Pour M Kapp: contrairement à ce que la gauche a dit jusqu'à présent, la Confédération a encaissé des intérêts de 12% sur les montants prêtés. Les papiers toxiques sont simplement garantis. NB: la crise des "subprimes" provient du fait que l'Etat américain avait incité les institutions financières à accorder des prêts hypothécaires à des acheteurs qui n'avaient pas les ressources nécessaires. Puisque nous parlons des banques, je pense que vous êtes d'accord avec moi de constater que la crise financière en Europe de ces deux années n'est pas le fruit de la spéculation, mais d'une politique de dépense criminelle de la part de certains parlements et gouvernements (p.ex. par la corruption, le népotisme, l'inflation des fonctionnaires, etc etc). Pour revenir à votre question: oui, je suis de l'avis que l'Etat ne doit pas intervenir pour soutenir des banques défaillantes.

Écrit par : PR | 26/04/2011

@ Baptiste kapp sachez que la pilule est remboursée par les pharmacies appartenant au groupe Sun Store. Pour cela il faut devenir membre du club privilège appartenant à ce groupe. La cotisation annuelle est de Fr.20. Un rabais de 10 % sur tous les produits cosmétiques est accordé tout au long du mois. Le 10 de chaque mois ce rabais passe à 20 % pour deux articles 20 % y compris pour les pilules contraceptives.

Ainsi les filles peuvent se payer des pilules au rabais, mais certaines sont tellement bouchées à l'émeri qu'elles sont incapables de se débrouiller préférant hurler telles des orfraies du peu de cas que la société fait de la très sainte cause féminine.
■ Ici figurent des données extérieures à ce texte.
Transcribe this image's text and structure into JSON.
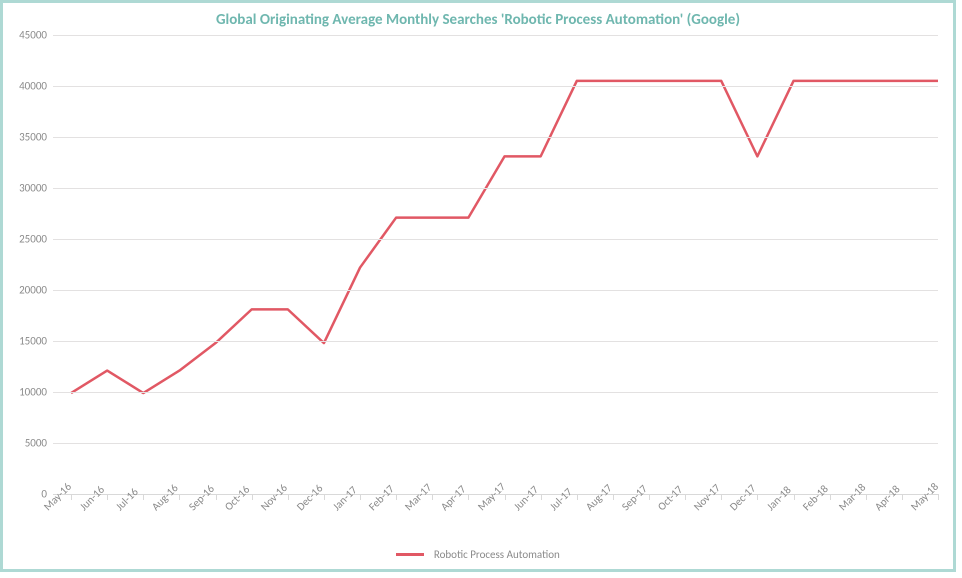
{
  "chart": {
    "type": "line",
    "title": "Global Originating Average Monthly Searches 'Robotic Process Automation' (Google)",
    "title_color": "#6fb7af",
    "title_fontsize": 15,
    "background_color": "#ffffff",
    "border_color": "#aed9d4",
    "border_width": 3,
    "plot": {
      "ylim": [
        0,
        45000
      ],
      "ytick_step": 5000,
      "yticks": [
        "0",
        "5000",
        "10000",
        "15000",
        "20000",
        "25000",
        "30000",
        "35000",
        "40000",
        "45000"
      ],
      "grid_color": "#e3e1e1",
      "axis_line_color": "#d9d9d9",
      "tick_label_color": "#8a8a8a",
      "tick_label_fontsize": 11,
      "x_label_rotation_deg": -45
    },
    "categories": [
      "May-16",
      "Jun-16",
      "Jul-16",
      "Aug-16",
      "Sep-16",
      "Oct-16",
      "Nov-16",
      "Dec-16",
      "Jan-17",
      "Feb-17",
      "Mar-17",
      "Apr-17",
      "May-17",
      "Jun-17",
      "Jul-17",
      "Aug-17",
      "Sep-17",
      "Oct-17",
      "Nov-17",
      "Dec-17",
      "Jan-18",
      "Feb-18",
      "Mar-18",
      "Apr-18",
      "May-18"
    ],
    "series": [
      {
        "name": "Robotic Process Automation",
        "color": "#e15864",
        "line_width": 2.5,
        "values": [
          9900,
          12100,
          9900,
          12100,
          14800,
          18100,
          18100,
          14800,
          22200,
          27100,
          27100,
          27100,
          33100,
          33100,
          40500,
          40500,
          40500,
          40500,
          40500,
          33100,
          40500,
          40500,
          40500,
          40500,
          40500
        ]
      }
    ],
    "legend": {
      "position": "bottom",
      "label_color": "#8a8a8a",
      "label_fontsize": 11,
      "swatch_width": 28,
      "swatch_height": 3
    }
  }
}
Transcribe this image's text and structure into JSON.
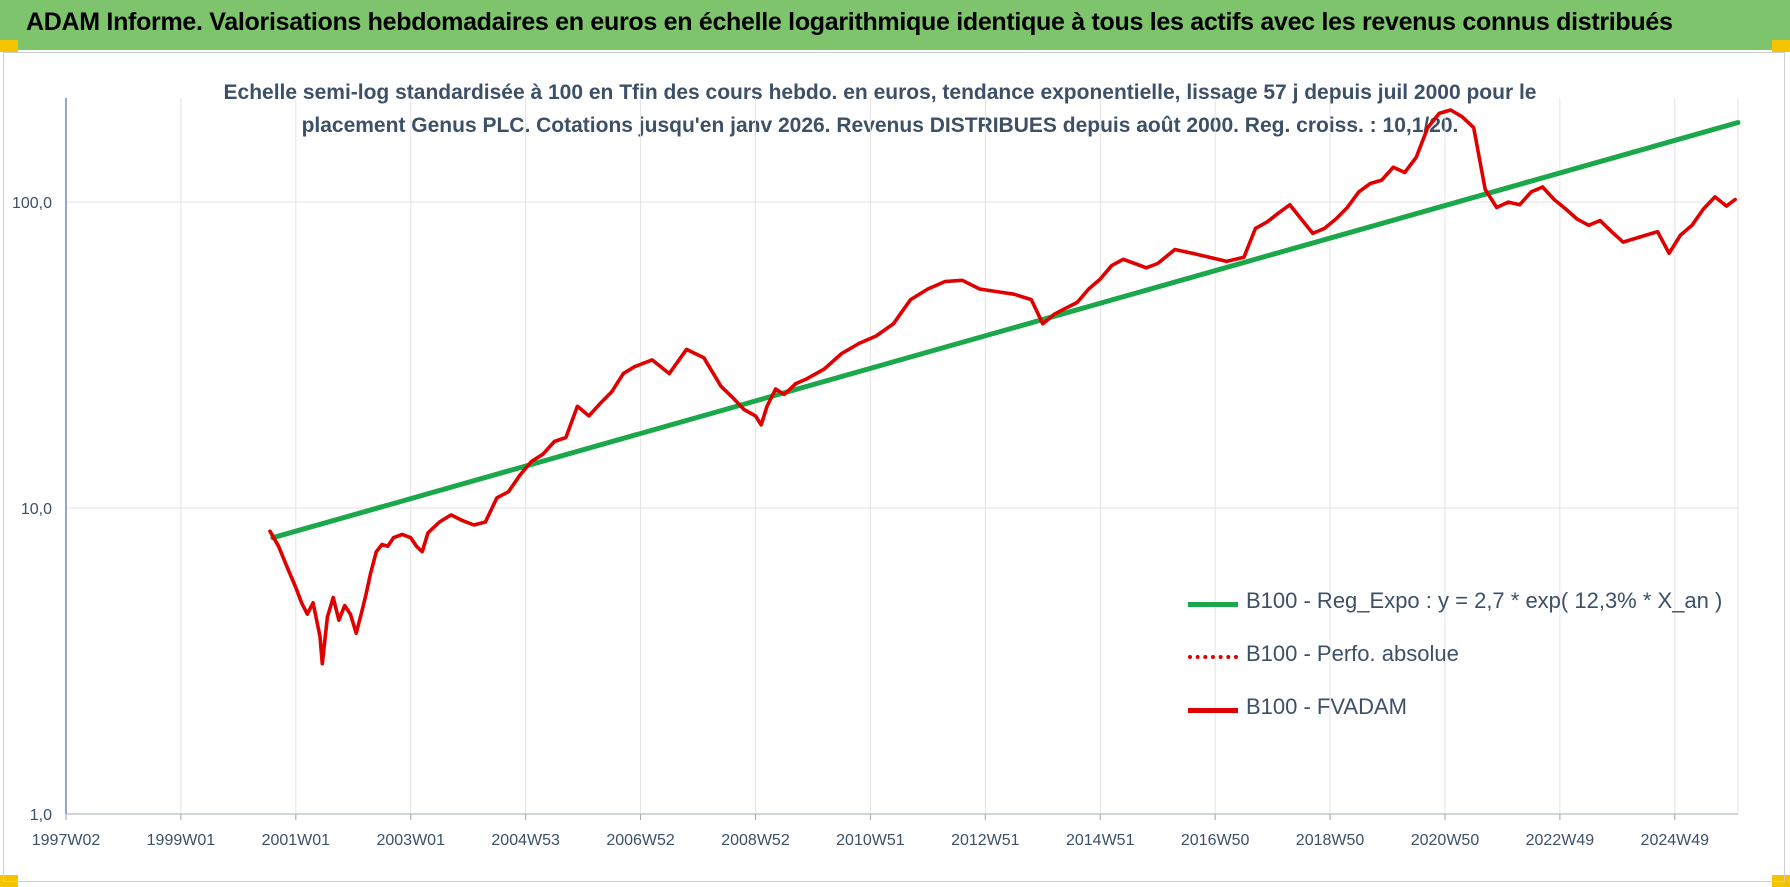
{
  "header": {
    "title": "ADAM Informe. Valorisations hebdomadaires en euros en échelle logarithmique identique à tous les actifs avec les revenus connus distribués"
  },
  "chart_data": {
    "type": "line",
    "title": "Echelle semi-log standardisée à 100 en Tfin des cours hebdo. en euros, tendance exponentielle, lissage 57 j depuis juil 2000 pour le placement Genus PLC. Cotations jusqu'en janv 2026. Revenus DISTRIBUES depuis août 2000. Reg. croiss. : 10,1/20.",
    "subtitle_lines": [
      "Echelle semi-log standardisée à 100 en Tfin des cours hebdo. en euros, tendance exponentielle, lissage 57 j depuis juil 2000 pour le",
      "placement Genus PLC. Cotations jusqu'en janv 2026. Revenus DISTRIBUES depuis août 2000. Reg. croiss. : 10,1/20."
    ],
    "y_scale": "log",
    "ylim": [
      1,
      200
    ],
    "y_ticks": [
      {
        "value": 1,
        "label": "1,0"
      },
      {
        "value": 10,
        "label": "10,0"
      },
      {
        "value": 100,
        "label": "100,0"
      }
    ],
    "xlim": [
      1997.0,
      2026.1
    ],
    "x_ticks": [
      {
        "value": 1997.0,
        "label": "1997W02"
      },
      {
        "value": 1999.0,
        "label": "1999W01"
      },
      {
        "value": 2001.0,
        "label": "2001W01"
      },
      {
        "value": 2003.0,
        "label": "2003W01"
      },
      {
        "value": 2005.0,
        "label": "2004W53"
      },
      {
        "value": 2007.0,
        "label": "2006W52"
      },
      {
        "value": 2009.0,
        "label": "2008W52"
      },
      {
        "value": 2011.0,
        "label": "2010W51"
      },
      {
        "value": 2013.0,
        "label": "2012W51"
      },
      {
        "value": 2015.0,
        "label": "2014W51"
      },
      {
        "value": 2017.0,
        "label": "2016W50"
      },
      {
        "value": 2019.0,
        "label": "2018W50"
      },
      {
        "value": 2021.0,
        "label": "2020W50"
      },
      {
        "value": 2023.0,
        "label": "2022W49"
      },
      {
        "value": 2025.0,
        "label": "2024W49"
      }
    ],
    "grid": true,
    "legend_position": "bottom-right",
    "series": [
      {
        "name": "B100 - Reg_Expo : y = 2,7 * exp( 12,3% *  X_an )",
        "color": "#1aa84a",
        "style": "solid",
        "x": [
          2000.6,
          2026.1
        ],
        "y": [
          8.0,
          182
        ]
      },
      {
        "name": "B100 - Perfo. absolue",
        "color": "#e00000",
        "style": "dotted",
        "x": [],
        "y": []
      },
      {
        "name": "B100 - FVADAM",
        "color": "#e00000",
        "style": "solid",
        "x": [
          2000.55,
          2000.7,
          2000.85,
          2001.0,
          2001.1,
          2001.2,
          2001.3,
          2001.42,
          2001.46,
          2001.55,
          2001.65,
          2001.75,
          2001.85,
          2001.95,
          2002.05,
          2002.15,
          2002.22,
          2002.3,
          2002.4,
          2002.5,
          2002.6,
          2002.7,
          2002.85,
          2003.0,
          2003.1,
          2003.2,
          2003.3,
          2003.5,
          2003.7,
          2003.9,
          2004.1,
          2004.3,
          2004.5,
          2004.7,
          2004.9,
          2005.1,
          2005.3,
          2005.5,
          2005.7,
          2005.9,
          2006.1,
          2006.3,
          2006.5,
          2006.7,
          2006.9,
          2007.2,
          2007.5,
          2007.8,
          2008.1,
          2008.4,
          2008.6,
          2008.8,
          2009.0,
          2009.1,
          2009.2,
          2009.35,
          2009.5,
          2009.7,
          2009.9,
          2010.2,
          2010.5,
          2010.8,
          2011.1,
          2011.4,
          2011.7,
          2012.0,
          2012.3,
          2012.6,
          2012.9,
          2013.2,
          2013.5,
          2013.8,
          2014.0,
          2014.2,
          2014.4,
          2014.6,
          2014.8,
          2015.0,
          2015.2,
          2015.4,
          2015.6,
          2015.8,
          2016.0,
          2016.3,
          2016.6,
          2016.9,
          2017.2,
          2017.5,
          2017.7,
          2017.9,
          2018.1,
          2018.3,
          2018.5,
          2018.7,
          2018.9,
          2019.1,
          2019.3,
          2019.5,
          2019.7,
          2019.9,
          2020.1,
          2020.3,
          2020.5,
          2020.7,
          2020.9,
          2021.1,
          2021.3,
          2021.5,
          2021.7,
          2021.9,
          2022.1,
          2022.3,
          2022.5,
          2022.7,
          2022.9,
          2023.1,
          2023.3,
          2023.5,
          2023.7,
          2023.9,
          2024.1,
          2024.3,
          2024.5,
          2024.7,
          2024.9,
          2025.1,
          2025.3,
          2025.5,
          2025.7,
          2025.9,
          2026.05
        ],
        "y": [
          8.4,
          7.5,
          6.4,
          5.5,
          4.9,
          4.5,
          4.9,
          3.8,
          3.1,
          4.4,
          5.1,
          4.3,
          4.8,
          4.5,
          3.9,
          4.6,
          5.2,
          6.1,
          7.2,
          7.6,
          7.5,
          8.0,
          8.2,
          8.0,
          7.5,
          7.2,
          8.3,
          9.0,
          9.5,
          9.1,
          8.8,
          9.0,
          10.8,
          11.3,
          12.8,
          14.2,
          15.0,
          16.5,
          17.0,
          21.5,
          20.0,
          22.0,
          24.0,
          27.5,
          29.0,
          30.5,
          27.5,
          33.0,
          31.0,
          25.0,
          23.0,
          21.0,
          20.0,
          18.7,
          21.5,
          24.5,
          23.5,
          25.5,
          26.5,
          28.5,
          32.0,
          34.5,
          36.5,
          40.0,
          48.0,
          52.0,
          55.0,
          55.5,
          52.0,
          51.0,
          50.0,
          48.0,
          40.0,
          43.0,
          45.0,
          47.0,
          52.0,
          56.0,
          62.0,
          65.0,
          63.0,
          61.0,
          63.0,
          70.0,
          68.0,
          66.0,
          64.0,
          66.0,
          82.0,
          86.0,
          92.0,
          98.0,
          88.0,
          79.0,
          82.0,
          88.0,
          96.0,
          108.0,
          115.0,
          118.0,
          130.0,
          125.0,
          140.0,
          175.0,
          195.0,
          200.0,
          190.0,
          175.0,
          110.0,
          96.0,
          100.0,
          98.0,
          108.0,
          112.0,
          102.0,
          95.0,
          88.0,
          84.0,
          87.0,
          80.0,
          74.0,
          76.0,
          78.0,
          80.0,
          68.0,
          78.0,
          84.0,
          95.0,
          104.0,
          97.0,
          102.0
        ]
      }
    ]
  }
}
Écrit par : Hypolithe | 26/04/2011

@Hypolithe vous faites bien de dire bouchées à l' émeri,mais ou donc est passé notre féminisme à nous qui n'a strictement plus rien à voir avec celui d'aujourd'hui,la différence résiderait-elle dans le fait qu'il fallait travailler pour avoir de l'argent et rencontrer des garçons et qu'il fallut affronter les regards outrés de beaucoup de paroissiens de l'époque ,ce fut un challenge mais peut-être ceci explique t'il cela,nous devions bousculer des siècles d'acquis religieux et quel grand bonheur ce fut,enfin on pouvait discuter entre hommes et femmes ce qui était le but,devoir se libérer des normes sociales beaucoup trop rigides que reste-t'il maintenant à ces jeunes pour progresser comme d'autres l'ont fait avant!le puritanisme n'arrangera rien,car les expériences du passé sont là pour le prouver

Écrit par : lovsmeralda | 26/04/2011

Refuser la prise en charge de l'IVG par l'assurance de base peut aussi être vu comme une (maladroite) tentative de responsabiliser (mauvais d'une vulgarité crasse de nos jours malheureusement) les femmes (et en particulier les plus jeunes) à ce niveau là
(on ne tombe pas enceinte, si on fait le nécessaire pour s'en prévenir et sauf rarissime "accidents" (vu que le "risque 0%" n'exsite pas)

Pour l'aspect "financier". Refuser une telle prise en charge est un non-sens. Une IVG remboursée coutera toujours moins chère à la société qu'une jeune mère qu'on devra (probablement) "arroser" de subsides, aides familiales et autres allocations.

Tant qu'on est dans le sujet de la prise en charge par l'assurance de base, il me semblerait normale que la pilule contraceptives, ainsi que... les préservatifs (sur le meme modèle que pour le remboursement des lunettes... enfin... avant que ce cher M- Burkhalter ne nous en ait privé sur l'assurance de base). cela couterait à n'en pas douter moins cher de rembourser ces moyens de préventions plutot que les conséquences de leur non (ou mauvaise) utilisations (sans parler des drames humains que cela permettrait parfois d'éviter).